Steve Sinofsky is the President of the Windows Division, Though not always popular, he does do one thing very well, ship products on time.  I can only guess at this time but I doubt my guesses will be that far off base.  To talk slightly technical for a moment we have the issue of code bases.  This is the actual code developers write to create Windows.  The stuff that makes most people’s eyes glaze over.  What J Allard was proposing was a “new” Windows OS for the Tablet.  One with its own release cycles.  Over time it would “fork” into a completely different direction and I could see eventually being its own OS with its own fiefdom at Microsoft. .  These are very valid points as Microsoft release cycles are no longer acceptable in today’s technology world.  In the old days three-year release cycles were the norm.  In today’s consumer driven world the norm is 12 to 18 months.  More importantly it would not be under the guise of Steve Sinofsky.  Given that the Tablet space is one of the hottest markets on the planet and Microsoft was starting to work on the planning for  Windows 8, this was a battle Steve was not going to lose.  Steve simply could say, “J I have 10 billion dollars….game over”.  And so it was.

Coming forward to today we look like we are still 12 months from the release of Windows 8 (maybe sooner depending on which rumor mill you are listening to).  In the meantime the market has heated up.  The iPad 2 is a run away success.  It sold 500,000 in its first three days on the market.  We now have low-cost providers entering the market for the holidays the Amazon Kindle Fire and the Barnes and Noble Nook.  These coming at prices below $200.  The early review on the Amazon Kindle Fire are very good.  In the mean time we wait for Microsoft.  Will it be June?/  In time for the holidays in 2012.  What version will Apple be on?  By then they should be hard at work on the iPad 4.  I big bet Microsoft is making is the belief that the market wants Windows, that they specifically want a Windows Tablet.  The market moves fast, it will be different when the Windows 8 Tablet ships.

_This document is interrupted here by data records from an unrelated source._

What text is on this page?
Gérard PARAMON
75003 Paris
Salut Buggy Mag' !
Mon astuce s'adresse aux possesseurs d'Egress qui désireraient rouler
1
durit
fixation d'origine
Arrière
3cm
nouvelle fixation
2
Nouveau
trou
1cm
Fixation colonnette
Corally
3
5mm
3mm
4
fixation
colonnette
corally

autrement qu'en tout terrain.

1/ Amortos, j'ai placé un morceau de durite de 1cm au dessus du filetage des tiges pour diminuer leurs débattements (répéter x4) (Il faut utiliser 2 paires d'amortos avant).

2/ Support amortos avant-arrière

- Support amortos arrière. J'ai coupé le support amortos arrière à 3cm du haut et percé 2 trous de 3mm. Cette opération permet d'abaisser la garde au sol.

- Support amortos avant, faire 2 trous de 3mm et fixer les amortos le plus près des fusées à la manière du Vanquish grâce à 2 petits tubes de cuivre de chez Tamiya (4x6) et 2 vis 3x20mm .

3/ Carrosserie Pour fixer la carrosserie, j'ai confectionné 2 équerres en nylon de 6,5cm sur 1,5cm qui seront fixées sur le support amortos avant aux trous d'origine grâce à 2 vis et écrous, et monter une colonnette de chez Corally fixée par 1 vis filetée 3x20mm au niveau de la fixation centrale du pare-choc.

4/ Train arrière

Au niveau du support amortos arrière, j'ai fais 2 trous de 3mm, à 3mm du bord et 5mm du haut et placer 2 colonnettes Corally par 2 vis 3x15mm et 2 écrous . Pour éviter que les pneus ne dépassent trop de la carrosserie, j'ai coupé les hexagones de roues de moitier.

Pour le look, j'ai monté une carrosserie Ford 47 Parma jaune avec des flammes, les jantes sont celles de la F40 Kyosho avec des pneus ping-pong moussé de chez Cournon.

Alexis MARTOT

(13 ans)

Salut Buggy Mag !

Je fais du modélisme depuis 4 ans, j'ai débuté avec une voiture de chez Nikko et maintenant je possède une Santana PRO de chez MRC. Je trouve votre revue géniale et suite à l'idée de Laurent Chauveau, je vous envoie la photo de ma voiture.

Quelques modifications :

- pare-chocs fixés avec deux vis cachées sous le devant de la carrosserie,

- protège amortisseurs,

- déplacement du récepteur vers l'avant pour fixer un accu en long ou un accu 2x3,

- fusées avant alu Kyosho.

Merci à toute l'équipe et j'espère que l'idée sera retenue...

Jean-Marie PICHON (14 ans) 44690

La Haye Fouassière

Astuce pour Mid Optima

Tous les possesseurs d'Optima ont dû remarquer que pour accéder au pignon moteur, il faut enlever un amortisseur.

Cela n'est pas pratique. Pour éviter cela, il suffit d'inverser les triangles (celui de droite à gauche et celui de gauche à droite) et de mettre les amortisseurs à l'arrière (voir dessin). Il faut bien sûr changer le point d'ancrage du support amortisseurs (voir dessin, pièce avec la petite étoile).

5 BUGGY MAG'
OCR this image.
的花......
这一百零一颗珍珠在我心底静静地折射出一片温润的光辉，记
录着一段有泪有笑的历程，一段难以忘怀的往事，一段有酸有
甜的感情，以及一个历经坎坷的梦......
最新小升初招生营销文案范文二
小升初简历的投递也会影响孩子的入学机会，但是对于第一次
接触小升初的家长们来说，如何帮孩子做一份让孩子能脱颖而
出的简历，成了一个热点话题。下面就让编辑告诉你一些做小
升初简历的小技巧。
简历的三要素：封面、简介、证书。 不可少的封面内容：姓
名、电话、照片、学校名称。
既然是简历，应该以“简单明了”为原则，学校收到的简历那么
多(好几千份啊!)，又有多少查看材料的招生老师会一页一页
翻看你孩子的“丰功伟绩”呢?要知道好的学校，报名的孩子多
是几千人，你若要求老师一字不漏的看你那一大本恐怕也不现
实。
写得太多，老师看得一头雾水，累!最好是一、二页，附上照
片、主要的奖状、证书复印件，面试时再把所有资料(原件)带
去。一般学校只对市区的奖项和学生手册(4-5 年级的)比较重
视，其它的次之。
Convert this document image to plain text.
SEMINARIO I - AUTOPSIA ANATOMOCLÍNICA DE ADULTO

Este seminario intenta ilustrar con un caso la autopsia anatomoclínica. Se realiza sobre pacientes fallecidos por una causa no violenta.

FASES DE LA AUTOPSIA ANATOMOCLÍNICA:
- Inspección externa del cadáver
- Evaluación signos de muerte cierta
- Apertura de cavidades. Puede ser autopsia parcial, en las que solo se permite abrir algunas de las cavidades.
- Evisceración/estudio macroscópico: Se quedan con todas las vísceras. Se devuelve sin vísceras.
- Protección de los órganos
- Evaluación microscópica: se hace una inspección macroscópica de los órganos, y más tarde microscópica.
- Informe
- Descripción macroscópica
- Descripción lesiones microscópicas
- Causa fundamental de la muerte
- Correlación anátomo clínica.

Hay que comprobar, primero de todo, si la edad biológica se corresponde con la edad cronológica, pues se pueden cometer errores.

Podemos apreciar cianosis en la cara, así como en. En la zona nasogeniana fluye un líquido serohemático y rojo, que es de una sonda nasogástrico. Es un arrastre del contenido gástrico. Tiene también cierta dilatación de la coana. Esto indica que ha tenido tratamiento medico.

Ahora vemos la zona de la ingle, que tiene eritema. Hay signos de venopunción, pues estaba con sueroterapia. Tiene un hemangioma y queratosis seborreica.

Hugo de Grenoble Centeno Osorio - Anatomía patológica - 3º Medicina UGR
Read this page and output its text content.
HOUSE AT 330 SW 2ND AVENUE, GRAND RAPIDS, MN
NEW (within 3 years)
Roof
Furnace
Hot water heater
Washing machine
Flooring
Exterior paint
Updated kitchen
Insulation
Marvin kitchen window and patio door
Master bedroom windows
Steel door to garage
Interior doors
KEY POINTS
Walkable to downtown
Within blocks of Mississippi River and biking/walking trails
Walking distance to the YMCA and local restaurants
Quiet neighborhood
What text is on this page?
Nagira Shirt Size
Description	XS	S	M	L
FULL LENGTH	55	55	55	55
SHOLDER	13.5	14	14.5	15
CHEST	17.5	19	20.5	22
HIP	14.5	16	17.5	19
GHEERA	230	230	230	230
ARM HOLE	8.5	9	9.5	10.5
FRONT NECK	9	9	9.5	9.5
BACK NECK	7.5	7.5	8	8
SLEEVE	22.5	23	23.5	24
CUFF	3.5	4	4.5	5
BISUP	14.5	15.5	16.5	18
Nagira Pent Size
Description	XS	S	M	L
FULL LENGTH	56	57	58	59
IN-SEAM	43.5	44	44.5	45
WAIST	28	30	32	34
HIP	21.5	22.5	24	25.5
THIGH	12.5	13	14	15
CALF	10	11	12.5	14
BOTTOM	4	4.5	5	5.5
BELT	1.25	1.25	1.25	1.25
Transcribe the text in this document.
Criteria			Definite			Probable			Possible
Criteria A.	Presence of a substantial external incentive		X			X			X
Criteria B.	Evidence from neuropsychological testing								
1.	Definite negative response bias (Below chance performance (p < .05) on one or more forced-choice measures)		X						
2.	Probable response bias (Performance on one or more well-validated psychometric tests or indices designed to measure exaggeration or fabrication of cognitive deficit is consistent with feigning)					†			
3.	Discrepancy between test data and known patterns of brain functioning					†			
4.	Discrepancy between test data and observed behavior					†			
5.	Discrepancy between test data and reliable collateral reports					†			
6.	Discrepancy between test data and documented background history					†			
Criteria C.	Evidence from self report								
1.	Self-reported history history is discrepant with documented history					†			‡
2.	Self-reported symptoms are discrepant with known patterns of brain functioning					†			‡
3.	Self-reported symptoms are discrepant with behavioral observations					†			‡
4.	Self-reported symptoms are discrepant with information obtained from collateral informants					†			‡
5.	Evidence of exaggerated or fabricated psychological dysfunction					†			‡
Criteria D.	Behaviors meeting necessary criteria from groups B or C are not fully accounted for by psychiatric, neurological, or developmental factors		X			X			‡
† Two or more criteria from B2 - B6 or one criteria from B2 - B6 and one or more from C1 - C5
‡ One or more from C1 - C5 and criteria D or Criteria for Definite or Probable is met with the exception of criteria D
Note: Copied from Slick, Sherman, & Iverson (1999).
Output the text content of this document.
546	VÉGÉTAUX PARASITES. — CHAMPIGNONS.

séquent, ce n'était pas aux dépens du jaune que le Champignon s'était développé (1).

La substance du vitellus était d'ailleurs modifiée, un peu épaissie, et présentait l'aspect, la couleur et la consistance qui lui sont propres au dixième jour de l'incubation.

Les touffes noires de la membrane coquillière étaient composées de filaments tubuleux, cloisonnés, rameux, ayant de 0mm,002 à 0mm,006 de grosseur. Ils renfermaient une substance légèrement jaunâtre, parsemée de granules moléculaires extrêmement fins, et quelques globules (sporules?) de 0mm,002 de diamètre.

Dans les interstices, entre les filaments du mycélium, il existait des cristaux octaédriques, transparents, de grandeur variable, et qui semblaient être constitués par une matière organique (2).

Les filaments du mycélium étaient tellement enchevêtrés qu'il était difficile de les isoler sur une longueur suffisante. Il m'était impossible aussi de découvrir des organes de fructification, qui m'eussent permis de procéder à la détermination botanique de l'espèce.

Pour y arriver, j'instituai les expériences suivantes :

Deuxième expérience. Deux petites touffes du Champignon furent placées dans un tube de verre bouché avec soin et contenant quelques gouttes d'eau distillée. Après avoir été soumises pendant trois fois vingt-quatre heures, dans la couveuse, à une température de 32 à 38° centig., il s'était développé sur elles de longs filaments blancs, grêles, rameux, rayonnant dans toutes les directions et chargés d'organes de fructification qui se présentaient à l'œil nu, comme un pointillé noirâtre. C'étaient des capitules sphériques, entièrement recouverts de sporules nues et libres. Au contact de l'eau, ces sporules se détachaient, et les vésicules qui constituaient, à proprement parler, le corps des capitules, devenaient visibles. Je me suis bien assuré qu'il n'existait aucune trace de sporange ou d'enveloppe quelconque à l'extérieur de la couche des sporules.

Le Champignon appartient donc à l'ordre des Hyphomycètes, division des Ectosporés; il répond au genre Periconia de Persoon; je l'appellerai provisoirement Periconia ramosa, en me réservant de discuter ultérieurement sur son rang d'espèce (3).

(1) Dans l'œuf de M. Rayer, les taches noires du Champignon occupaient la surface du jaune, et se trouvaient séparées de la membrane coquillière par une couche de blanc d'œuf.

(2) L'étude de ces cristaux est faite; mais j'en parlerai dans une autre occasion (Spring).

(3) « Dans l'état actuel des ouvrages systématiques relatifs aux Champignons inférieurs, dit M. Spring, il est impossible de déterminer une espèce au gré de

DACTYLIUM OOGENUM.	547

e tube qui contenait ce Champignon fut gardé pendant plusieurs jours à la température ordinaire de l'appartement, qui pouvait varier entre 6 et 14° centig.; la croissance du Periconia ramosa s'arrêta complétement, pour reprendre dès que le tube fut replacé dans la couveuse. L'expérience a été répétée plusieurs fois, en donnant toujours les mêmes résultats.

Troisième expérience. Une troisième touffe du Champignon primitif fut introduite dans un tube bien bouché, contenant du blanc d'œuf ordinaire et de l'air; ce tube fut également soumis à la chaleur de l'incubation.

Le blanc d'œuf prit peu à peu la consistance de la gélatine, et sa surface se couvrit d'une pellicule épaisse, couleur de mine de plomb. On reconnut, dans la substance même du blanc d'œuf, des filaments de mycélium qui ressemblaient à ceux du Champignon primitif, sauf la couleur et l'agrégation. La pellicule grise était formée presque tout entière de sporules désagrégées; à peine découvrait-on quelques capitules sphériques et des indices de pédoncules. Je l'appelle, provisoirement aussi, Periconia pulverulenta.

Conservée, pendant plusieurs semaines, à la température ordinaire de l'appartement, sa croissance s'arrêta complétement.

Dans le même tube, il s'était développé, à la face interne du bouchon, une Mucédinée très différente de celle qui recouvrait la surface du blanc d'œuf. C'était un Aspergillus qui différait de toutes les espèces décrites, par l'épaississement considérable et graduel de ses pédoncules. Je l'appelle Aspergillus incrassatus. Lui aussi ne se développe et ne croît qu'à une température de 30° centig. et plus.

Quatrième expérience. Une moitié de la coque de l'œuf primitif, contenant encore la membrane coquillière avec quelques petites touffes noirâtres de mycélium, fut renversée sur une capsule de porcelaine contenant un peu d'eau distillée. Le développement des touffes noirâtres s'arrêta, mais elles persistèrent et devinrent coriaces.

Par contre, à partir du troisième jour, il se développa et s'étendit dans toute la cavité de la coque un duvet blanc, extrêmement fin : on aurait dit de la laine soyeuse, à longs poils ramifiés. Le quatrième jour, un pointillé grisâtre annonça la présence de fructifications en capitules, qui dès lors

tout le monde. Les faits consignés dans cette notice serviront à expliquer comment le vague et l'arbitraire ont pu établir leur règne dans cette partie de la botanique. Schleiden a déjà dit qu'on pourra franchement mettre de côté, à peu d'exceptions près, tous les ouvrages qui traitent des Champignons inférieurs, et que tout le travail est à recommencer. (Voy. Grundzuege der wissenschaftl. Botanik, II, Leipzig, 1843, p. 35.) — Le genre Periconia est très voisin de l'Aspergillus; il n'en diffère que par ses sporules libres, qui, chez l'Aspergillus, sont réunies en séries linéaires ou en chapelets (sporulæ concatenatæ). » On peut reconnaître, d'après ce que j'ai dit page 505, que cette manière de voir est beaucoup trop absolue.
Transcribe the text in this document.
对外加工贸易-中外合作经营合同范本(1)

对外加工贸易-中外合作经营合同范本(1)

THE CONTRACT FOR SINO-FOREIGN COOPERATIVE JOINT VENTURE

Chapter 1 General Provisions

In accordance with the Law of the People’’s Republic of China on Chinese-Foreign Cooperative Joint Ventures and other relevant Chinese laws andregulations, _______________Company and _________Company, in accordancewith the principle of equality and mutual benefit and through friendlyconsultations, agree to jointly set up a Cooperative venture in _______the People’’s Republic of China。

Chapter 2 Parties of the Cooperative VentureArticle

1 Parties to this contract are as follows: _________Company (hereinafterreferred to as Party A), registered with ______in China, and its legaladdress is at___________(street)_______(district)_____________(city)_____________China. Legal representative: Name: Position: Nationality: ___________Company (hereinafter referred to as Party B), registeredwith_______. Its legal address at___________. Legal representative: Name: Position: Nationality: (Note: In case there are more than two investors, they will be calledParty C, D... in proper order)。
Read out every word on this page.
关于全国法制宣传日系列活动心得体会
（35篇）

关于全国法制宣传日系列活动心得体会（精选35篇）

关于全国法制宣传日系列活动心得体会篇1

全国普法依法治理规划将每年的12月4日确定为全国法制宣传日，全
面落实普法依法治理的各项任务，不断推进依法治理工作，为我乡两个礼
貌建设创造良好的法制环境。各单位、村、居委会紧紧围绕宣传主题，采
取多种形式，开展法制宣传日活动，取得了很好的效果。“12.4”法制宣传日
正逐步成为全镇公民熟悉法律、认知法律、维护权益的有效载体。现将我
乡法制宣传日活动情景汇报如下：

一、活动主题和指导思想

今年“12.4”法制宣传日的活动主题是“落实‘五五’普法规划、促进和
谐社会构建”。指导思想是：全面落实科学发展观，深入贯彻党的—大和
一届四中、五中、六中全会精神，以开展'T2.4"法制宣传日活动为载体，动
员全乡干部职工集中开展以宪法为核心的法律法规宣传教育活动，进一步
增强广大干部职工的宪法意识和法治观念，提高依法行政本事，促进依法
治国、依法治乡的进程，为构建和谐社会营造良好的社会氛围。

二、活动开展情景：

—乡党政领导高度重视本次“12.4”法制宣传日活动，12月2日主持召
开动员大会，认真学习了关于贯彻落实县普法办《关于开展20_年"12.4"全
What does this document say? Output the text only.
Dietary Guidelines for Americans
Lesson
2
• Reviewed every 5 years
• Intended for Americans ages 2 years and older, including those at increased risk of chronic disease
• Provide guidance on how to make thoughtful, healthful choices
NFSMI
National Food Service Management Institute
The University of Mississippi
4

Finally the frustration for many Microsoft employees was that there was a cool device being worked on.  It was perceived as something that could change the game and make Microsoft likable again.   It was different and dangerous, something that is a must if you are to change a market.  But do to internal politics we never saw the Microsoft Courier.  It was created with a start-up mentality in some cool offices in Pioneer Square.  As Jay Greene comments that has all been shut down.  I am not surprised by the death of the Courier and it’s legacy   It was a battle that it was never going to win.  However I know that the people at Microsoft crave this type of excitement in product development.  Though Windows brand still commands 90% market share, it is frankly becoming a rather dull brand.  In the mean time we are promised better things for tomorrow.  However a promise for tomorrow is a promise to no one.